How ASOP No. 41 and Peer Review Protect Actuarial Work Product
The Actuarial Standards of Practice (ASOPs) are a set of standards developed and promulgated by the Actuarial Standards Board (ASB). They are the guiding principles of actuarial practice and are intended to improve the quality of actuarial services. ASOPs should be familiar to all actuaries practicing in the United States. They cover a wide range of topics, ranging from specific practice areas to topics more general in nature (or, “cross-practice” ASOPs). Taken in combination with the practice of peer review, as discussed below, ASOPs are essential to the quality and reliability of actuarial work product.
Perhaps one of the most common cross-practice ASOPs is ASOP No. 41 (ASOP 41) – Actuarial Communications. ASOP 41 gives guidance on essential communications associated with the performance of actuarial services. The current in-use version of ASOP 41 was last revised in 2010. An ongoing exposure draft revision was open for comment until November 1, 2022, however. The changes in that draft included:
- Updated definitions to provide clarity between communications, reports and documentation
- Updates to Section 3, Analysis of Issues and Recommended Practices, and Section 4, Communications and Disclosures, to improve clarity on which requirements would apply to all communications versus those that would apply only to actuarial reports
- Expanded specific guidance for actuarial reports to include a positive disclosure requirement for an assumption or method not selected by the actuary
So why discuss ASOP 41?
Simply, ASOP 41 is essential to the quality of actuarial work product. Communications are fundamental to what we do as actuaries. And ASOP 41’s focus on communications makes it one of the more frequently used and referenced actuarial standards. Another layer of ASOP 41’s importance is its concentration on the role of peer review (internal or external) in actuarial service. ASOP 41 states:
In the actuarial report, the actuary should state the actuarial findings and identify the methods, procedures, assumptions and data used by the actuary with sufficient clarity that another actuary qualified in the same practice area could make an objective appraisal of the reasonableness of the actuary’s work as presented in the actuary’s report.

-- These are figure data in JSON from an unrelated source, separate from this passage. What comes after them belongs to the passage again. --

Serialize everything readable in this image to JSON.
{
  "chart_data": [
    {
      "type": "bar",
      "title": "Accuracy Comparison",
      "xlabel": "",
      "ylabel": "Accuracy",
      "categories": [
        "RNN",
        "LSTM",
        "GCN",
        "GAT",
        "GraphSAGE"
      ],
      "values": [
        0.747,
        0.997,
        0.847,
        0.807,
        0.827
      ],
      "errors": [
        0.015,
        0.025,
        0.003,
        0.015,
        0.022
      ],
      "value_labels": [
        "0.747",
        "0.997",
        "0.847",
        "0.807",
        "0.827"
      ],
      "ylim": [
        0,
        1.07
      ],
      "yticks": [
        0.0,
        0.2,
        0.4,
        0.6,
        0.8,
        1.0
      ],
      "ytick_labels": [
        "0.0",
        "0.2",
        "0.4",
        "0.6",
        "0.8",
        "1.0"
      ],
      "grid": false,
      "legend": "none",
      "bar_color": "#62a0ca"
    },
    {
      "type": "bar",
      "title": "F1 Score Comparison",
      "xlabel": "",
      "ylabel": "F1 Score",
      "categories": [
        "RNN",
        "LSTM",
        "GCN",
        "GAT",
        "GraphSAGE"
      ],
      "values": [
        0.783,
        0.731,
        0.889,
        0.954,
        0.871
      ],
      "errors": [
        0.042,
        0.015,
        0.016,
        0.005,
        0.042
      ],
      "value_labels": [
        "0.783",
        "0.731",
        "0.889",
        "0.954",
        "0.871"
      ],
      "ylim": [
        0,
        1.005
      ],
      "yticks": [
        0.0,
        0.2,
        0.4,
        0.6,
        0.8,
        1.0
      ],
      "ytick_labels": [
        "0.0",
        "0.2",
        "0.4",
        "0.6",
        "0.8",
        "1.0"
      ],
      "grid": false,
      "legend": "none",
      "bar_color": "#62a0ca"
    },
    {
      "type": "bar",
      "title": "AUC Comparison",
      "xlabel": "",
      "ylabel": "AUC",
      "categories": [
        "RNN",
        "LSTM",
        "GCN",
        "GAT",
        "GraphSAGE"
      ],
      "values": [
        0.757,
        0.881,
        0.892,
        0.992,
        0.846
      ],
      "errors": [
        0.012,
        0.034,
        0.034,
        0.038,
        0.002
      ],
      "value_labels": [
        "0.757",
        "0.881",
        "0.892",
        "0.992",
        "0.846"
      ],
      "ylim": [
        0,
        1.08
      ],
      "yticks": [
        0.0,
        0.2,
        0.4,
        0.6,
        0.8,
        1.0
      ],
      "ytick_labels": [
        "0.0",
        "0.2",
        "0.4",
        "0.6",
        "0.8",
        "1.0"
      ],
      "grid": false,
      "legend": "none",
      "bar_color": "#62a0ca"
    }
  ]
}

In addition, Section 3.1.2 states:
(T)he actuary should take appropriate steps to ensure that the form and content (emphasis added) of the actuarial communication are clear and appropriate to the particular circumstance, taking into account the intended audience.
Some questions an actuary may ask regarding this include:
- Is the project scope clearly defined?
- Is the work product clear, and are the text and tables well-organized?
- Are all assumptions and methods specified, and are they reasonable for this assignment?
- Are the results, findings and recommendations reasonable and adequately supported by the analysis?
- Are reliances and limitations properly documented?
At Pinnacle, all actuarial work is required to be peer reviewed to maintain high professional standards and practices. We also work on a number of assignments involving peer review of actuarial products produced by outside parties, including rate filing reviews and financial examinations for departments of insurance.
As actuarial work products are released to outside parties – particularly third parties – it becomes increasingly important that documentation is clear and concise. Having documentation provides a smoother experience for the client, and the third party and the actuary participating in these various reviews.
The proposed changes to ASOP 41 are surely intended to build that experience and foster the integrity of actuarial work. Pinnacle’s practitioners continue to monitor the process of revising ASOP 41 closely and will continue to apply peer review and ASOP 41 standards in the critical work we do on behalf our clients.